A Dutch court has ruled that Dutch peacekeepers in Srebrenica could have known that the 300 men who had sought refuge in their base in the village of Potocari would be murdered if deported
World Bulletin / News Desk
A Dutch court has ruled that the Netherlands was liable for the 1995 massacre of 300 Bosniaks (Bosnian Muslim) men and boys in Srebrenica.
The court ruled that Dutch peacekeepers failed to protect the Bosniaks in the town from falling prey to the Bosnian Serb army, which later slaughtered more than 7,000 civilians after the Dutch handed them over.
Dutch forces were condemned for not being aware of the potential for genocide while handing the town over and demanded the government pay compensation to the families of the 300 victims.
“At the moment that the men were sent away, Dutchbat knew or should have known that the genocide was taking place and therefore there was a serious risk that those men would be killed,” said judge Peter Blok.
However, the “Mothers of Srebrenica”, an organization of women who lost loved ones during the massacre, were heartbroken over the fact that the Netherlands was only found partly responsible for the death of 300 victims rather than the more than 7,000 who died.

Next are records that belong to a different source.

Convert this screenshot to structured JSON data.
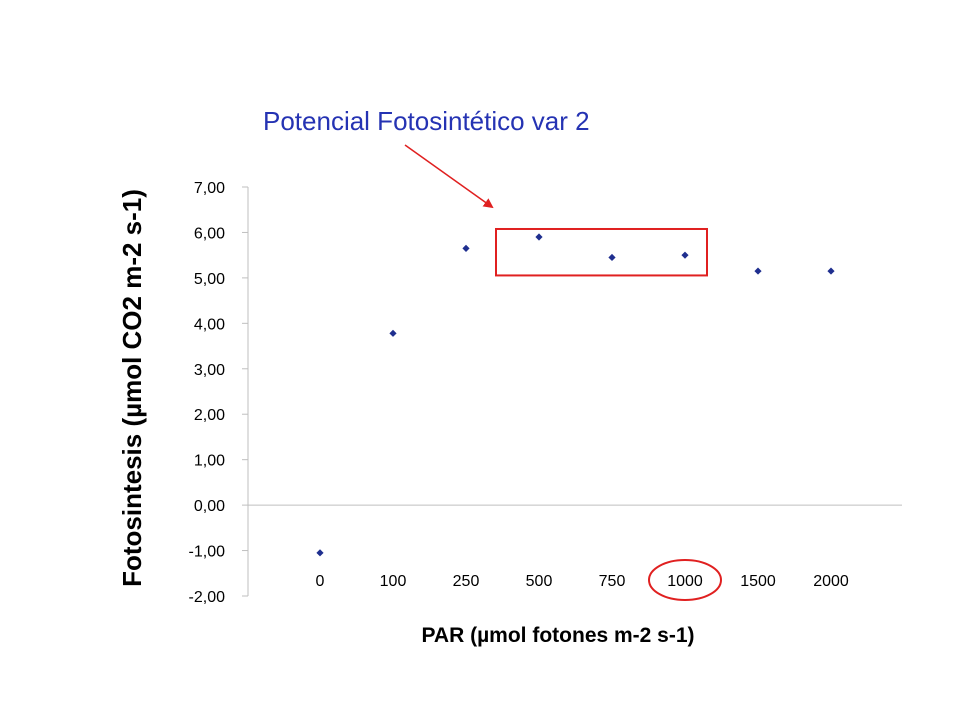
{
  "chart_data": {
    "type": "scatter",
    "annotation": "Potencial Fotosintético var 2",
    "xlabel": "PAR (µmol  fotones m-2 s-1)",
    "ylabel": "Fotosintesis (µmol  CO2 m-2 s-1)",
    "categories": [
      "0",
      "100",
      "250",
      "500",
      "750",
      "1000",
      "1500",
      "2000"
    ],
    "values": [
      -1.05,
      3.78,
      5.65,
      5.9,
      5.45,
      5.5,
      5.15,
      5.15
    ],
    "yticks": [
      "-2,00",
      "-1,00",
      "0,00",
      "1,00",
      "2,00",
      "3,00",
      "4,00",
      "5,00",
      "6,00",
      "7,00"
    ],
    "ylim": [
      -2,
      7
    ],
    "grid": false,
    "highlight_box_categories": [
      "500",
      "750",
      "1000"
    ],
    "circled_category": "1000",
    "colors": {
      "marker": "#1f2f8f",
      "annotation_text": "#2533b3",
      "highlight": "#e02020",
      "axis": "#bfbfbf",
      "text": "#000000"
    }
  }
}
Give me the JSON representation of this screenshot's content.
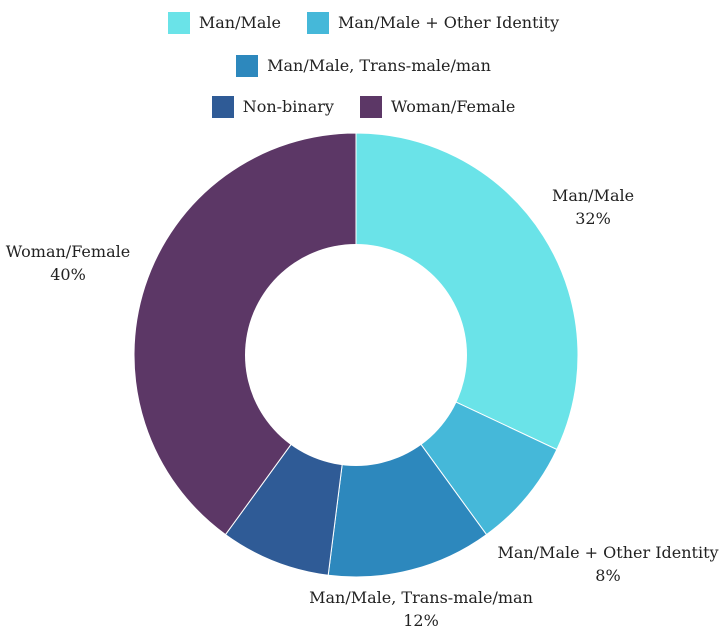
{
  "chart_data": {
    "type": "pie",
    "donut": true,
    "categories": [
      "Man/Male",
      "Man/Male + Other Identity",
      "Man/Male, Trans-male/man",
      "Non-binary",
      "Woman/Female"
    ],
    "values": [
      32,
      8,
      12,
      8,
      40
    ],
    "value_labels": [
      "32%",
      "8%",
      "12%",
      "",
      "40%"
    ],
    "colors": [
      "#6ae3e8",
      "#45b8d9",
      "#2d88bd",
      "#2f5b96",
      "#5c3766"
    ],
    "legend": {
      "placement": "top",
      "entries": [
        "Man/Male",
        "Man/Male + Other Identity",
        "Man/Male, Trans-male/man",
        "Non-binary",
        "Woman/Female"
      ]
    },
    "title": ""
  }
}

This means that most of the women and relatives of the victims will not be entitled to any compensation from the Dutch government.
The verdict comes in the same week the relatives of those lost commemorated the 19th anniversary of what is considered to be the worst massacre in Europe since World War II.
The ruling could set a precedent with implications for future peacekeeping deployments by the Netherlands or other countries.
During the Bosnian war, the Dutch battalion Dutchbat had been deployed to protect Srebrenica, which had been designated a safe haven by the United Nations, but surrendered to the much largerBosnian Serb army commanded by Ratko Mladic, who is on trial for war crimes at an international court in The Hague.
The failure of Dutch soldiers to protect the Muslim men and boys of Srebrenica has left a deep scar in Dutch politics, contributing to the resignation of the Dutch government in 2002.
The three-year Bosnian war, in which at least 100,000 people were killed, was the bloodiest of a series of conflicts that accompanied the break-up of Yugoslavia in the 1990s.